El ministro Ocampo ha asumido, claramente, un destacado liderazgo. Le ha correspondido asumir la tarea más compleja de la que dependen los recursos de todo el gobierno. De manera tranquila abrió diálogos con todos los intereses y actores involucrados a quienes escuchó, antes de elaborar y presentar su propuesta al Congreso. Su experiencia se notó desde el comienzo: pidió el doble, 50 billones, para lograr transar por la mitad, o menos, como ocurre en todo proceso de negociación y se empieza a consensuar ahora. Algo parecido ha hecho la ministra de Agricultura ante el complejo chicharrón de conseguir tierras para cumplir el acuerdo de paz, un objetivo esquivo para los gobiernos anteriores. La propuesta de comprar las tierras que se necesitan tiene a todos, comenzando por sus actuales propietarios, conversando en el mismo idioma y por primera vez se observa como un objetivo factible. Evidentemente, una cosa era firmar el acuerdo, otra cumplirlo.
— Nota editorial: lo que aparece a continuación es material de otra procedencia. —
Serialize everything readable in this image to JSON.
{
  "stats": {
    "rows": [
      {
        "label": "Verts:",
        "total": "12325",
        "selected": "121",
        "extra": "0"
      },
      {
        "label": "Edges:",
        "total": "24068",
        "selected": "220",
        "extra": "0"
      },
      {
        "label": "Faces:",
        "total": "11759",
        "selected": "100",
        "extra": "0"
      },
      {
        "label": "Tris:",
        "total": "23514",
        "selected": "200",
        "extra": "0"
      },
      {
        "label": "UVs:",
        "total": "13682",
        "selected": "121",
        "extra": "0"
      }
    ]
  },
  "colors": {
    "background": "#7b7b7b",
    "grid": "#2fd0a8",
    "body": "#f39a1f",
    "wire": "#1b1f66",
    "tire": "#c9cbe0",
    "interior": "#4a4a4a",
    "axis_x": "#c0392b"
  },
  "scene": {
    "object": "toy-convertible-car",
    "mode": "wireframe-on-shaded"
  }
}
En otro nivel se encuentran las ministras de Salud y Minas y Energía. La primera de ellas llegó confrontando con uno de los actores estratégicos, las EPS, de un sistema de salud apreciado por la mayoría de los colombianos. La segunda, desconociendo el contexto económico y político nacional y mundial, no podía encontrar peor momento –para proponer suspender la exploración de gas, un recurso estratégico– que el actual, cuando el mundo clama por seguridad y autosuficiencia energética, y los mismos productores nacionales garantizan gas para 100 años a la “vuelta de la esquina” si se puede continuar con la exploración de un combustible del que disponemos, considerado “limpio”.
Capítulo aparte merece la indefinición en las “nuevas” reglas de comportamiento de la fuerza pública, que la tienen desconcertada y “paralizada”, así como la frustración del embajador Benedetti, quien no advirtió de las sanciones norteamericanas antes de anunciar vuelos desde Venezuela. Para sorpresa de algunos el mundo real, las reglas de la economía y la política, las de la comunidad internacional, tienen vida por fuera del propio gobierno y afectan su desempeño. Ojalá el encuentro de Hatogrande consiga sus objetivos. Un ejercicio de planeación estratégica, con seguimiento, permanencia y rigurosidad establecerá diferencias en su desempeño.